Oliver Milman, The Guardian
The contentious "pause" in global warming over the past decade is largely due to unusually strong trade winds in the Pacific ocean that have buried surface heat deep underwater, new research has found.
A joint Australian and US study analysed why the rise in the Earth's global average surface temperature has slowed since 2001, after rapidly increasing from the 1970s.
The research shows that sharply accelerating trade winds in central and eastern areas of the Pacific have driven warm surface water to the ocean's depths, reducing the amount of heat that flows into the atmosphere.
In turn, the lowering of sea surface temperatures in the Pacific triggers further cooling in other regions.
The study, which is published in the journal Nature Climate Change, calculated the net cooling effect on global average surface temperatures as between 0.1C and 0.2C (32.2F and 32.4F), accounting for much of the hiatus in surface warming. The study's authors said there has been a 0.2C gap between models used to predict warming and actual observed warming since 2001.
The findings should provide fresh certainty about the reasons behind the warming hiatus, which has been claimed by critics of mainstream climate science as evidence that the models are flawed and predictions of rising temperatures have been exaggerated.
The UN's Intergovernmental Panel on Climate Change (IPCC) addressed the warming pause issue in its 2013 climate report, pointing out that the Earth is going through a solar minimum and that more than 90% of the world's extra heat is being soaked up by the oceans, rather than lingering on the surface.
Matthew England, a climate scientist at the University of New South Wales in Sydney, and leader of the research, said that while the solar minimum and aerosol particles have contributed to the slowdown, strong trade winds are the significant factor.
"Temperature models have an envelope of uncertainty but it is clear that the last decade has seen a much flatter temperature change compared to the 1980s and 1990s, when the increase was rapid," he said.

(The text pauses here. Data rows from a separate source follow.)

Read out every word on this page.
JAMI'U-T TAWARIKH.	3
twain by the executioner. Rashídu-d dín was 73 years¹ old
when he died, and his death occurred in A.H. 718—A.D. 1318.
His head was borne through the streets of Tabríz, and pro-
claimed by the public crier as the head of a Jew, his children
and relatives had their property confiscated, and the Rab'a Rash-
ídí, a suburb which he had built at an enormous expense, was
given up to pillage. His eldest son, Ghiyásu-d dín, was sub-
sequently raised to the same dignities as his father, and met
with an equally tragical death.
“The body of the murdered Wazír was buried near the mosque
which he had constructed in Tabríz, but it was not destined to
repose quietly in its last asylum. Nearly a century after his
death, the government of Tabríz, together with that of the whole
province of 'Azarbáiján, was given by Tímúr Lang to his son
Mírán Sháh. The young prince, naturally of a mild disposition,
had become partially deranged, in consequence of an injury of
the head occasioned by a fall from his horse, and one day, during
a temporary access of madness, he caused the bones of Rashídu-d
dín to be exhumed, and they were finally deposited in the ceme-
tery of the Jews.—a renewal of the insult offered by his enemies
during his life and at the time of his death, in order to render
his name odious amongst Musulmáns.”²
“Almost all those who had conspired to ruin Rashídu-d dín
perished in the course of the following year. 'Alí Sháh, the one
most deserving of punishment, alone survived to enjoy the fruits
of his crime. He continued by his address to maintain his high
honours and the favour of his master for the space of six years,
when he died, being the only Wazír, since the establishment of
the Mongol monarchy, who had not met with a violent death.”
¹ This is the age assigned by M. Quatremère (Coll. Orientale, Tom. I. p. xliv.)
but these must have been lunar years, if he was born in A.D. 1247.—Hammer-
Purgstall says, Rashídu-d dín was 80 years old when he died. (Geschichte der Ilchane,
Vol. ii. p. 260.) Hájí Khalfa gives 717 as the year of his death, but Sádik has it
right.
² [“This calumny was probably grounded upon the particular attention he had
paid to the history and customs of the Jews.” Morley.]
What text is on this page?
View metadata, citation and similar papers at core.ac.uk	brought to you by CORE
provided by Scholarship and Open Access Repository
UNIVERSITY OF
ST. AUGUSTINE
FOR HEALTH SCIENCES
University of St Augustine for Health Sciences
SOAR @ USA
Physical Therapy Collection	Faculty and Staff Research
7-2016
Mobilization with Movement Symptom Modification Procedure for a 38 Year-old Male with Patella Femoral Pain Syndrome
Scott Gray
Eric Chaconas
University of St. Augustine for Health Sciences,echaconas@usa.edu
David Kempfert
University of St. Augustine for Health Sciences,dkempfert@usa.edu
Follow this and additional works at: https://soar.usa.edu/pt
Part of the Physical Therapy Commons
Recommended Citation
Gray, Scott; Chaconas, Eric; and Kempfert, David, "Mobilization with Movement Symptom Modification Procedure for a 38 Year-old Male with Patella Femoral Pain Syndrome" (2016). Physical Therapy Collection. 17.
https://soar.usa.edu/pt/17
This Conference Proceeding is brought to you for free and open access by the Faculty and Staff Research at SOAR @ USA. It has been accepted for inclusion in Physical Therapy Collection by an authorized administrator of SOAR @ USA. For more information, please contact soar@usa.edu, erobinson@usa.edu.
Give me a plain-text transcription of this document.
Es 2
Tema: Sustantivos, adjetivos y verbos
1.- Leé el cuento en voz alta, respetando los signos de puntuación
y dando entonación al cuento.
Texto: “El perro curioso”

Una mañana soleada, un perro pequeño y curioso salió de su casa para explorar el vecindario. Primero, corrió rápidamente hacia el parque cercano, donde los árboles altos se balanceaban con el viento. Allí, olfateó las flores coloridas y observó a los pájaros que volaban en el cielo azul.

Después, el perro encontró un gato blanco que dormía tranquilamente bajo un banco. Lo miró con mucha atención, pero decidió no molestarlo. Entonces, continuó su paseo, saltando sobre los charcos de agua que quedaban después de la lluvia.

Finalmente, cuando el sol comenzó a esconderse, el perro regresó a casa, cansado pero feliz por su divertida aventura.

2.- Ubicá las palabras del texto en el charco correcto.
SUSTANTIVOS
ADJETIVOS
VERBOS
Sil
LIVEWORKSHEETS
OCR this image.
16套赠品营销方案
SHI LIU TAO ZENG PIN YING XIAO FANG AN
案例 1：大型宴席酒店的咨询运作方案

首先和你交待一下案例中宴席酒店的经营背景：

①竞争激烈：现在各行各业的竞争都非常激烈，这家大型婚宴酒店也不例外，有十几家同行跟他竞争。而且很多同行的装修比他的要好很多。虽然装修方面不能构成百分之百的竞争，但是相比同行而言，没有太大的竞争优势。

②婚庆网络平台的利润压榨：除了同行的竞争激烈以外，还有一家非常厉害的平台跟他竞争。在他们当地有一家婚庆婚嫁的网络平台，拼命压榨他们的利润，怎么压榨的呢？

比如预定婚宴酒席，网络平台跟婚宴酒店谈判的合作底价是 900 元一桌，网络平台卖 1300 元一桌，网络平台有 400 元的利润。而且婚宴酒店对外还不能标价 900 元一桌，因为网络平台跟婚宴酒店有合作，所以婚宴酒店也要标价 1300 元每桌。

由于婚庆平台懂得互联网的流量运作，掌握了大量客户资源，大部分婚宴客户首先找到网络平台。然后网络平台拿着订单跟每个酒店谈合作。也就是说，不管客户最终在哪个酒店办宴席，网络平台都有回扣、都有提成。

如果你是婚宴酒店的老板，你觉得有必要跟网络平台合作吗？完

"We found that the wind acceleration has been strong enough in the past 20 years to pump a lot of the heat into the ocean. Winds accelerated in this period more than at any time in the past century; it really is unprecedented and the models haven't captured it all."
The acceleration of Pacific trade winds has been twice as strong in the past 20 years compared with the prior 80 years, cooling the east Pacific and propagating the trend to other parts of the world.
The study suggests the warming hiatus could continue for much of the present decade if the trade winds continue; however, should the winds return to their long-term average speeds, rapid warming will resume.
"Even if the winds accelerate even further, sooner or later the impact of greenhouse gases will overwhelm the effect," England said. "And if the winds relax, the heat will come out quickly. As we go through the 21st century, we are less and less likely to have a cooler decade. Greenhouse gases will certainly win out in the end."
England said it was unclear what has caused the increase in Pacific trade winds, although warming in the Indian Ocean has been cited as a potential trigger.
Dr Steve Rintoul, research team leader at CSIRO Marine and Atmospheric Research, said the research shows that pauses in the rate of global warming are to be expected.
"The oceans have continued to warm unabated, even during the recent hiatus in warming of surface temperature," he said.
"Natural variations of the climate system also mean that climate trends estimated over a short period are unlikely to reflect long-term changes. A decade or two of slower or faster warming does not tell us anything about long-term climate change."
Richard Allan, professor of climate science at the University of Reading, said it is likely the current warming slowdown is only a temporary reprieve from brisk increases in global temperatures.
"This new research suggests that when the trade winds weaken again, the planet can expect rapid warming of the surface to resume, as greenhouse gas concentrations continue to rise," he said.
"We don't know what is causing these unprecedented changes, but the implications could be substantial."